Interpellations d'islamistes présumés : un "coup de filet" transformé en "coup de pub", selon la presse

Selon les éditorialistes, l'opération policière se transforme en opération de communication à trois semaines de l'élection présidentielle.

Coup de filet dans le milieu islamiste radical à Couëron (Loire-Atlantique), le 30 mars 2012.
Coup de filet dans le milieu islamiste radical à Couëron (Loire-Atlantique), le 30 mars 2012. (JEAN-SEBASTIEN EVRARD / AFP)

Une opération qui tombe bien. Sans forcément remettre en cause le bien-fondé des interpellations vendredi dans le milieu de l'islam radical, la presse n'est pas dupe, samedi 31 mars, au sujet de ce "coup de filet" réalisé une semaine après la mort de Mohamed Merah, l'auteur des tueries de Toulouse et Montauban, et à trois semaines du premier tour de la présidentielle.

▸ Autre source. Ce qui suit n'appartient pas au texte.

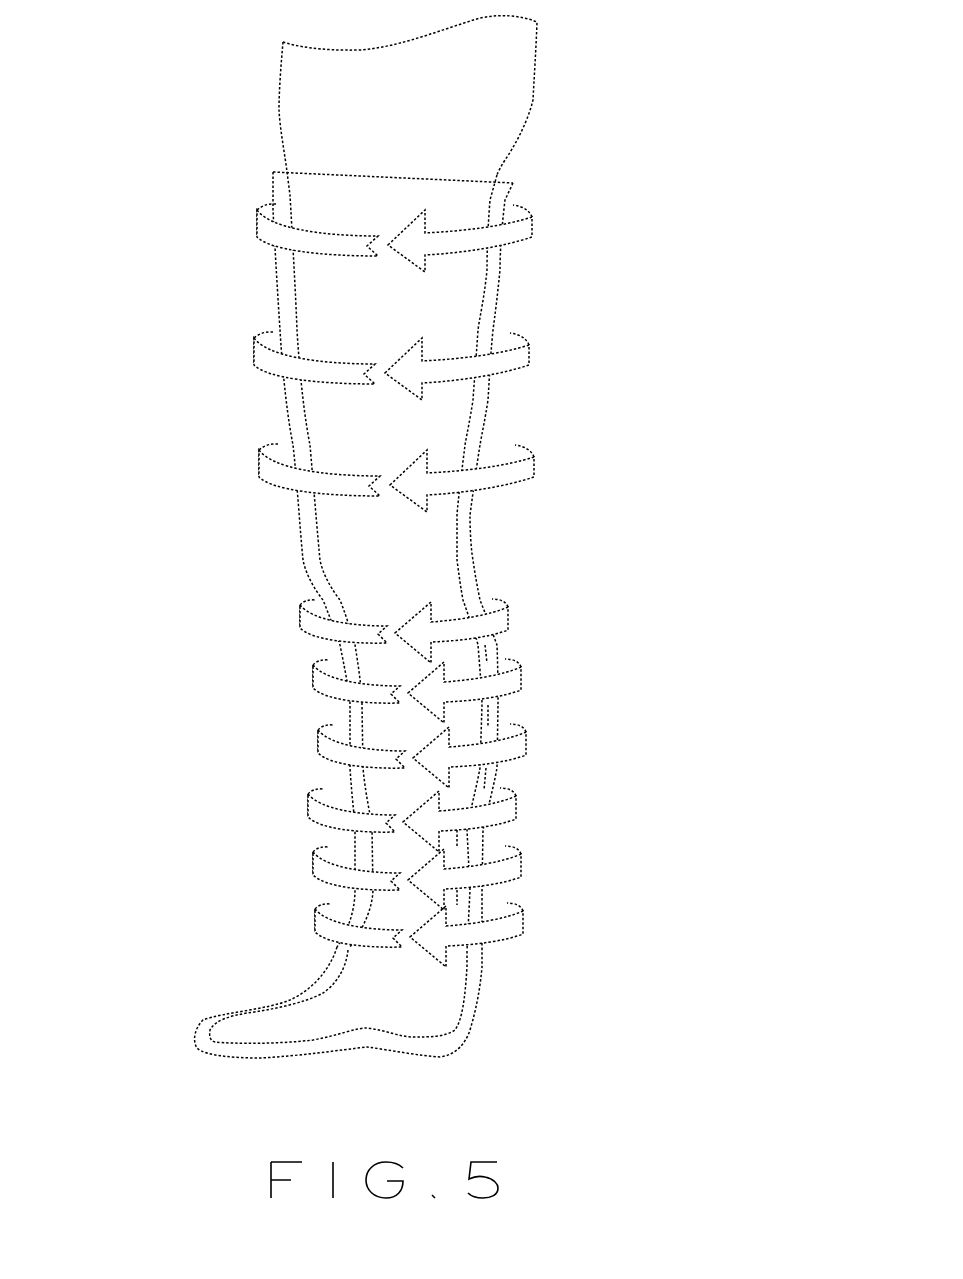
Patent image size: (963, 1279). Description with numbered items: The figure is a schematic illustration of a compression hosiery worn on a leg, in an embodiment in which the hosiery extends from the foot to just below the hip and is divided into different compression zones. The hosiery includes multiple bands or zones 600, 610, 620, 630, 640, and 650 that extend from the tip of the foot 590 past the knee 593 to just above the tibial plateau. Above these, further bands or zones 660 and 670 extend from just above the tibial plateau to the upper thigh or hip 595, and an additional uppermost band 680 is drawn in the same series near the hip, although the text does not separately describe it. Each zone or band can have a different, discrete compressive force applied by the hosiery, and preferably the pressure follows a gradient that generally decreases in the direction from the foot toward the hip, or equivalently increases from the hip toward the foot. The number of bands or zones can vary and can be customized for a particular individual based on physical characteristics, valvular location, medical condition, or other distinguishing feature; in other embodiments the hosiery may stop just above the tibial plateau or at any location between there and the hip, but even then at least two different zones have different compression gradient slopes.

"Coup de filet ou coup de pub ? Après l'opération de police menée, hier à l'aube, dans les milieux islamistes, on aimerait ne pas avoir à se poser la question, confie Jacques Camus dans La République du Centre. Seulement voilà, il ne faudrait pas non plus abuser de la crédulité publique en en faisant trop, dans un excès de communication."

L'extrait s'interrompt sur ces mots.